Journey to Ellen’s, Part I: We’ve got a train to catch!

The clock read just past 5:00 when I woke up. Under any other circumstances I would have immediately turned over and fallen back asleep, but excitement and fear of over-sleeping prevented me from doing so, even at that ungodly hour. After all, I was going to see Ellen with friends that I hadn’t seen in months – who could possibly sleep through that? With so much time I was able to spend a leisurely morning getting ready for an exciting day ahead.

By the time I reached Ch’s house, though, I had managed to hit every single red light and get stuck behind a little old lady whose hairline could barely be seen over the top of her steering wheel and who, at ten miles below the speed limit, couldn’t decide which lane to use. My exasperation was compounded by the realization at Ch’s house that six of us had to fit into my teeny compact car. We packed like clowns – Angela, Krysta, Kristen, Ch, David and me – and headed to the train station.

We realized that we would be fighting commuter traffic to New York, so we left early, thinking that we had a chance of finding a parking space. We were wrong. All that could be seen at the train station was a sea of automobiles and a distinct lack of empty spaces. Pulling up to the station itself, we all sighed in frustration.

“You know,” said Ch, “you could park at Dr G’s house – it’s just around the corner. I’ll go with you, and everyone can get out and get tickets.”

It was agreed. We would try to be back for the 8:03 train, with an 8:21 train as a backup. I handed money to Angela to purchase a ticket for me, and once they all tumbled out of my car, we zoomed off to Dr G’s.

Dr G was one of our professors, and one of the sweetest men on the planet. We knew he wouldn’t mind us parking in front of his house. As we turned down his street, though, we saw a line of brand new signs that decorated the edges of the road: “No parking between 8:00am and 5:00pm.” Apparently, the neighborhood had complained about commuters parking on their street.

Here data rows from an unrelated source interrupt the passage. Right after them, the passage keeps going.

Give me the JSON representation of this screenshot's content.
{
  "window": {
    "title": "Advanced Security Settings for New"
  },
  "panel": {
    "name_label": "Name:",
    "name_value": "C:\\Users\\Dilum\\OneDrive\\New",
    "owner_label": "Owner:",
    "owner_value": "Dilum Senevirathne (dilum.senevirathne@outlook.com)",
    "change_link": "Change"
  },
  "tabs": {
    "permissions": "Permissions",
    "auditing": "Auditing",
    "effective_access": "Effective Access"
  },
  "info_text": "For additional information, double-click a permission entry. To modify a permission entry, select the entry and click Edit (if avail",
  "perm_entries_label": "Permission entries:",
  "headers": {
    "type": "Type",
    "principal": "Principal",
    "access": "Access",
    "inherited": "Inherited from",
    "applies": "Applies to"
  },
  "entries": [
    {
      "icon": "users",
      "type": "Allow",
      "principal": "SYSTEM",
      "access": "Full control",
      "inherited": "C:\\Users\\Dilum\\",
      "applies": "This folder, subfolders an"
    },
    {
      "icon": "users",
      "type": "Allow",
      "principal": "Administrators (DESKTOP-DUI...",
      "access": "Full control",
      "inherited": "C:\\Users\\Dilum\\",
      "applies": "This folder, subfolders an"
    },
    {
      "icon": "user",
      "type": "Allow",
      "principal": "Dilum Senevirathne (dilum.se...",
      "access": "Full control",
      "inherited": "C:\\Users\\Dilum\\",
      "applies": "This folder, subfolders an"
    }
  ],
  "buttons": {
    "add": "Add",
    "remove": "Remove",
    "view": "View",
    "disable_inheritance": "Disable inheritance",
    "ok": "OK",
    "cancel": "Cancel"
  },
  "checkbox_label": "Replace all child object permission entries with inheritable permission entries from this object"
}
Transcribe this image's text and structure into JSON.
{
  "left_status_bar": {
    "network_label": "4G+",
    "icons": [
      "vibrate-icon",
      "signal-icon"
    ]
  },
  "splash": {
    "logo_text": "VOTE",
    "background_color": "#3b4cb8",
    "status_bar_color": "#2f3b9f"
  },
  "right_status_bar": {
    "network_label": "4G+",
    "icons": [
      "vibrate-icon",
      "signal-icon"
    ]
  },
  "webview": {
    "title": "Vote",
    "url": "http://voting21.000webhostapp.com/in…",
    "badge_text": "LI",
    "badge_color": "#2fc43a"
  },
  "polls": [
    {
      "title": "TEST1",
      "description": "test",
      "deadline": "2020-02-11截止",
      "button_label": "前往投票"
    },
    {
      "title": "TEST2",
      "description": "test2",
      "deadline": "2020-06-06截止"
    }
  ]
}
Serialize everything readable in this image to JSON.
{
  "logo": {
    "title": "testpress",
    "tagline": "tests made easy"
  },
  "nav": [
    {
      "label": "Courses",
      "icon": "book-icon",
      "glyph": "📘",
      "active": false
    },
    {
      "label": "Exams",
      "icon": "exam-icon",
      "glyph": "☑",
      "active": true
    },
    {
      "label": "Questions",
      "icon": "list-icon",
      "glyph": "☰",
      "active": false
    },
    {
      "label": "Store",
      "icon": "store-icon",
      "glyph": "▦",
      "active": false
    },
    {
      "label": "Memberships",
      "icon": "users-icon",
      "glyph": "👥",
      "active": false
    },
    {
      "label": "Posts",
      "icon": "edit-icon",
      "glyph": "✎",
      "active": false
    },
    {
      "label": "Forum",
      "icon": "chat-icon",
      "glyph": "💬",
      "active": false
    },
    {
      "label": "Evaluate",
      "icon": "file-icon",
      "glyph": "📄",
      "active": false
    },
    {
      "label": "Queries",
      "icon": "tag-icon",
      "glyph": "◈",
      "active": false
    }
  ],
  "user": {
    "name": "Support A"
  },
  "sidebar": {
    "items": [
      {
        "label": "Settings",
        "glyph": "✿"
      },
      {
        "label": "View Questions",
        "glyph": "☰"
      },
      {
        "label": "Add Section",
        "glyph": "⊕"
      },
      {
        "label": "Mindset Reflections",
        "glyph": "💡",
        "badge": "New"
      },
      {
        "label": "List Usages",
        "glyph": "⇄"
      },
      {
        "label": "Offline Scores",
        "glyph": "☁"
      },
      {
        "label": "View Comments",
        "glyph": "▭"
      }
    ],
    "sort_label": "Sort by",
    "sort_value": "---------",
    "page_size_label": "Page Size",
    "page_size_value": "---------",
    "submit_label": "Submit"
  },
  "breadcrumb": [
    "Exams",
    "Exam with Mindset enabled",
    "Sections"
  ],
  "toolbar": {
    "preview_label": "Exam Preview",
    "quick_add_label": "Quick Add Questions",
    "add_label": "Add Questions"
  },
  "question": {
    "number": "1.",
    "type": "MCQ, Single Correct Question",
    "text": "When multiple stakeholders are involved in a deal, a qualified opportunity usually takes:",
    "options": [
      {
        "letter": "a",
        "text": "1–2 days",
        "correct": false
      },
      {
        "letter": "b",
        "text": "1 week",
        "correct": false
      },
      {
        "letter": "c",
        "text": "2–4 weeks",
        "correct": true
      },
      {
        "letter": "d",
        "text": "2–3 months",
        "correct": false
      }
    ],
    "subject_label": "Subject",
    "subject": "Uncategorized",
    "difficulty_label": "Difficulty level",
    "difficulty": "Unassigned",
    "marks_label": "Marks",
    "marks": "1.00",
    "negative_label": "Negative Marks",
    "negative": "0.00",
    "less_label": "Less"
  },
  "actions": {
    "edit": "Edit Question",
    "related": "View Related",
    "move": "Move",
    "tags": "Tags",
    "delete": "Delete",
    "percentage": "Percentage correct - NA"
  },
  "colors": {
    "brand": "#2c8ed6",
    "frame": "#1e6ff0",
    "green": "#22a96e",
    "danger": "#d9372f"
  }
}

How rude.

“What do we do now?” I asked Ch.

“Well,” she said hesitantly, “we could park in his driveway.”

“Can we do that?”

“He’s not home, and you’ll probably be back here before he does.”

“Let’s leave a note, just in case.”

As I maneuvered the car as far back into the driveway as possible, Ch scribbled the words on a page torn from a blank notebook and placed it upon my dashboard: “Dear Dr G: We hope you don’t mind, but we (the piano ped class of 2005) parked in your driveway. If there’s a problem, call Megan. Love, Christin, Megan, et al.”

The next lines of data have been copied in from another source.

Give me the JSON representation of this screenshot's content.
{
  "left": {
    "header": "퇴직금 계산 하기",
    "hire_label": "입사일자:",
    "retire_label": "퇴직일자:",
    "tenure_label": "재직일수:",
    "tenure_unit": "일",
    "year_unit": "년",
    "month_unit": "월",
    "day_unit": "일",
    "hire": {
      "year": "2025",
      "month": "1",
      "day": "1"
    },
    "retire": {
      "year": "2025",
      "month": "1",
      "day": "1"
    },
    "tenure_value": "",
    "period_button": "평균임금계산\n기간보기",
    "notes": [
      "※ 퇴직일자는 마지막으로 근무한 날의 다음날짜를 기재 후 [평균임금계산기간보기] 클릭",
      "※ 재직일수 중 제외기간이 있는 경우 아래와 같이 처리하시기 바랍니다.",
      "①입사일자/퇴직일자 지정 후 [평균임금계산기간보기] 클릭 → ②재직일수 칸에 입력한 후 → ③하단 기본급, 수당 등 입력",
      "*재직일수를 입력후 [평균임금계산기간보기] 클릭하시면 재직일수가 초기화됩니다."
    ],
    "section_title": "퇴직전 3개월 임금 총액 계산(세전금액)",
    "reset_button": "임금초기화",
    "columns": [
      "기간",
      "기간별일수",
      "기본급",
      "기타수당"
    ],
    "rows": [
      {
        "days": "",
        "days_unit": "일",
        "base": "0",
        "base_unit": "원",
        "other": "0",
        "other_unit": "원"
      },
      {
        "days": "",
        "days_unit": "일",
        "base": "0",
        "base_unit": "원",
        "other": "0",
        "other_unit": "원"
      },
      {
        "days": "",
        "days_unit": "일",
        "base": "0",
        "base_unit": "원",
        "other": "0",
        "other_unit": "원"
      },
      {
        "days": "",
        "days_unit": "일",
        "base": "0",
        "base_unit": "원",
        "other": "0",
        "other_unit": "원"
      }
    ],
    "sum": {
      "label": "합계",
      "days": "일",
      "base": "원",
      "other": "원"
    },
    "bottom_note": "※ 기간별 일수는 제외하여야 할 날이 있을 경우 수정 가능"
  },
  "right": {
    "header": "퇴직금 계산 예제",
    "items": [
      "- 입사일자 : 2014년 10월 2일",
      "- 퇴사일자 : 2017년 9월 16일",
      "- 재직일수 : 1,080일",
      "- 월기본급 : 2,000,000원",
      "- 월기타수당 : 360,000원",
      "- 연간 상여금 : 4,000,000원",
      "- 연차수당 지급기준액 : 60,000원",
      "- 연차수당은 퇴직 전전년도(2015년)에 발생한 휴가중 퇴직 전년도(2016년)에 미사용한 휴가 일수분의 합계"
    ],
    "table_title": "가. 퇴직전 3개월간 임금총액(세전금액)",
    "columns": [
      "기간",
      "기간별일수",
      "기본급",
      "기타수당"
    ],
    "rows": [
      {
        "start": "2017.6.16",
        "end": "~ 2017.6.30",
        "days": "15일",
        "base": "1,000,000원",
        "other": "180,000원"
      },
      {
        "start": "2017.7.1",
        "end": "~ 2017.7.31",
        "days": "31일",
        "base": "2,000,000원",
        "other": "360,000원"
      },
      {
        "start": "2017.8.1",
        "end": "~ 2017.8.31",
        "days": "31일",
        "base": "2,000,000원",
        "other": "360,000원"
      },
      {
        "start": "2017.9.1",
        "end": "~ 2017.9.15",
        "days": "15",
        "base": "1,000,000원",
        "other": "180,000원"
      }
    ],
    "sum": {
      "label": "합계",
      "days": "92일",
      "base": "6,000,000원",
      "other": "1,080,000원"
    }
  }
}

I felt guilty for being so presumptuous as to park in my ex-professor’s driveway, but we had no other choice. After all, I would much rather face the unlikely wrath of Dr G than a parking ticket in the Princeton borough.

We walked swiftly towards the train. It was only three or four blocks, but with a train about to arrive, it felt like miles. I was suddenly very aware of the poor choice of shoes I had made that morning; in an effort to look cute, I had completely forgotten the consequences of walking long distances in high heels. One would think that I would have learned after graduation. But that’s a different story altogether.

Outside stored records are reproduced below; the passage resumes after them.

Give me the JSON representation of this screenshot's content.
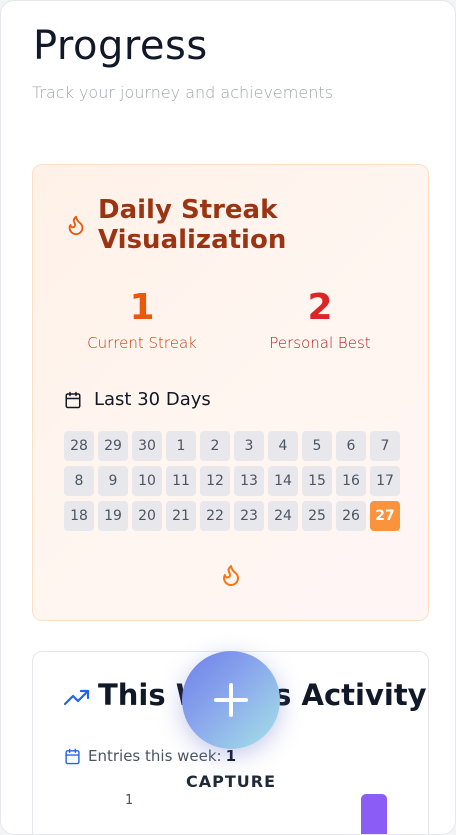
{
  "page": {
    "title": "Progress",
    "subtitle": "Track your journey and achievements"
  },
  "streak": {
    "title": "Daily Streak Visualization",
    "current_value": "1",
    "current_label": "Current Streak",
    "best_value": "2",
    "best_label": "Personal Best",
    "days_label": "Last 30 Days",
    "days": [
      "28",
      "29",
      "30",
      "1",
      "2",
      "3",
      "4",
      "5",
      "6",
      "7",
      "8",
      "9",
      "10",
      "11",
      "12",
      "13",
      "14",
      "15",
      "16",
      "17",
      "18",
      "19",
      "20",
      "21",
      "22",
      "23",
      "24",
      "25",
      "26",
      "27"
    ],
    "active_days": [
      "27"
    ],
    "colors": {
      "accent": "#fb923c",
      "title": "#9a3412",
      "current": "#ea580c",
      "best": "#dc2626"
    }
  },
  "activity": {
    "title": "This Week's Activity",
    "entries_label": "Entries this week:",
    "entries_count": "1",
    "axis_label": "1",
    "bar_color": "#8b5cf6"
  },
  "fab": {
    "label": "CAPTURE",
    "icon": "plus-icon"
  }
}
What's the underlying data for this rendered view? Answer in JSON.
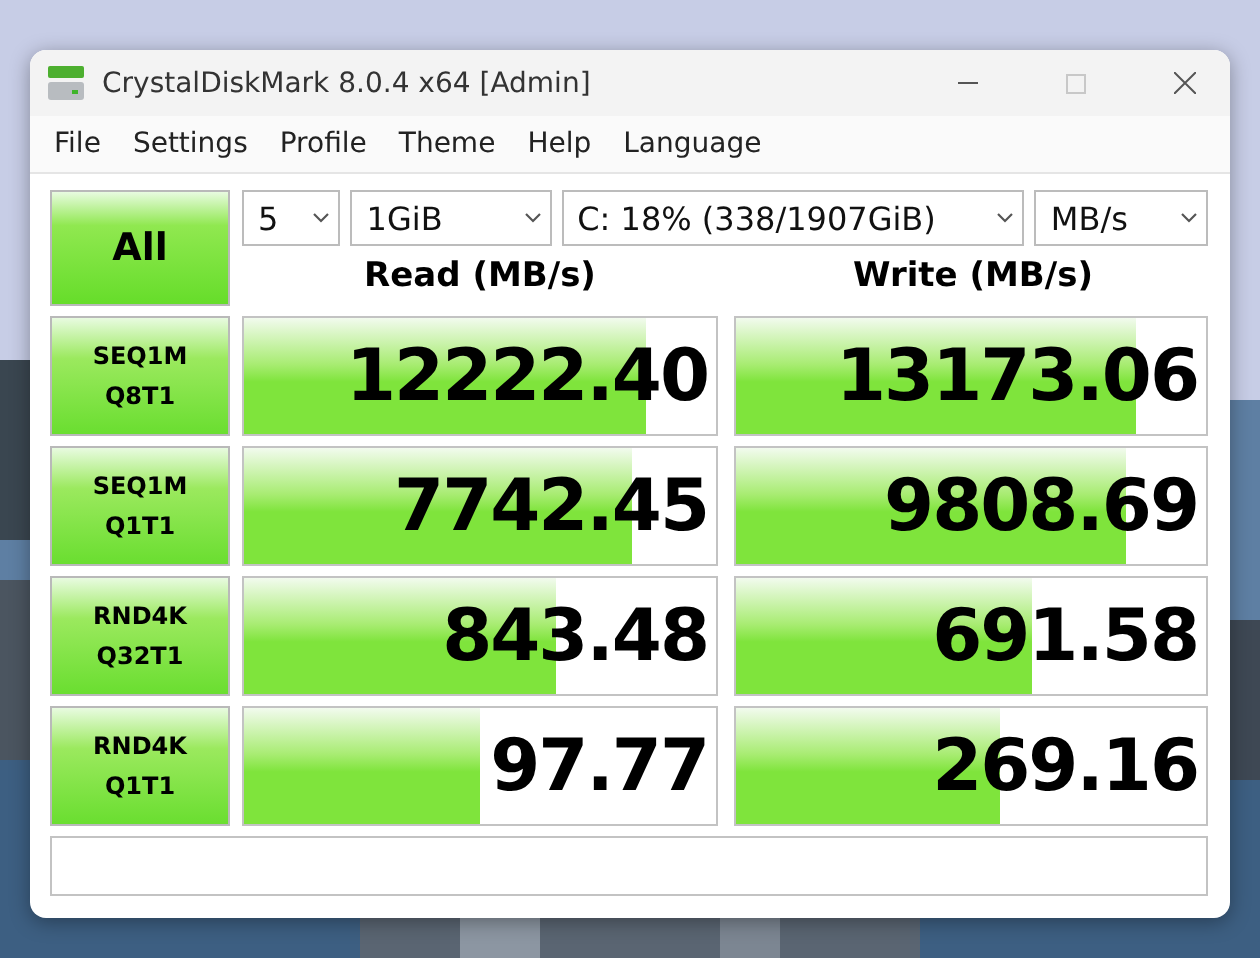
{
  "window": {
    "title": "CrystalDiskMark 8.0.4 x64 [Admin]"
  },
  "menu": [
    "File",
    "Settings",
    "Profile",
    "Theme",
    "Help",
    "Language"
  ],
  "controls": {
    "all_button": "All",
    "count": "5",
    "size": "1GiB",
    "drive": "C: 18% (338/1907GiB)",
    "unit": "MB/s"
  },
  "columns": [
    "Read (MB/s)",
    "Write (MB/s)"
  ],
  "rows": [
    {
      "test": "SEQ1M",
      "params": "Q8T1",
      "read": {
        "value": "12222.40",
        "level": 0.85
      },
      "write": {
        "value": "13173.06",
        "level": 0.85
      }
    },
    {
      "test": "SEQ1M",
      "params": "Q1T1",
      "read": {
        "value": "7742.45",
        "level": 0.82
      },
      "write": {
        "value": "9808.69",
        "level": 0.83
      }
    },
    {
      "test": "RND4K",
      "params": "Q32T1",
      "read": {
        "value": "843.48",
        "level": 0.66
      },
      "write": {
        "value": "691.58",
        "level": 0.63
      }
    },
    {
      "test": "RND4K",
      "params": "Q1T1",
      "read": {
        "value": "97.77",
        "level": 0.5
      },
      "write": {
        "value": "269.16",
        "level": 0.56
      }
    }
  ]
}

As we rounded the corner into the edge of the train station parking lot, we heard the squeal of brakes as the 8:03 arrived two minutes early. Ch turned to me with a look of determination. “Do you feel like running?”

We ran like mad women, frantically trying to avoid potholes and late commuters looking for parking spaces. Ch phoned Angela and told her to get on the train, and that we would be on it. I hoped that she was right. The train had already begun to move as we jumped on the last car. Breathing a sigh of relief, we made our way to the front of the train to find our friends.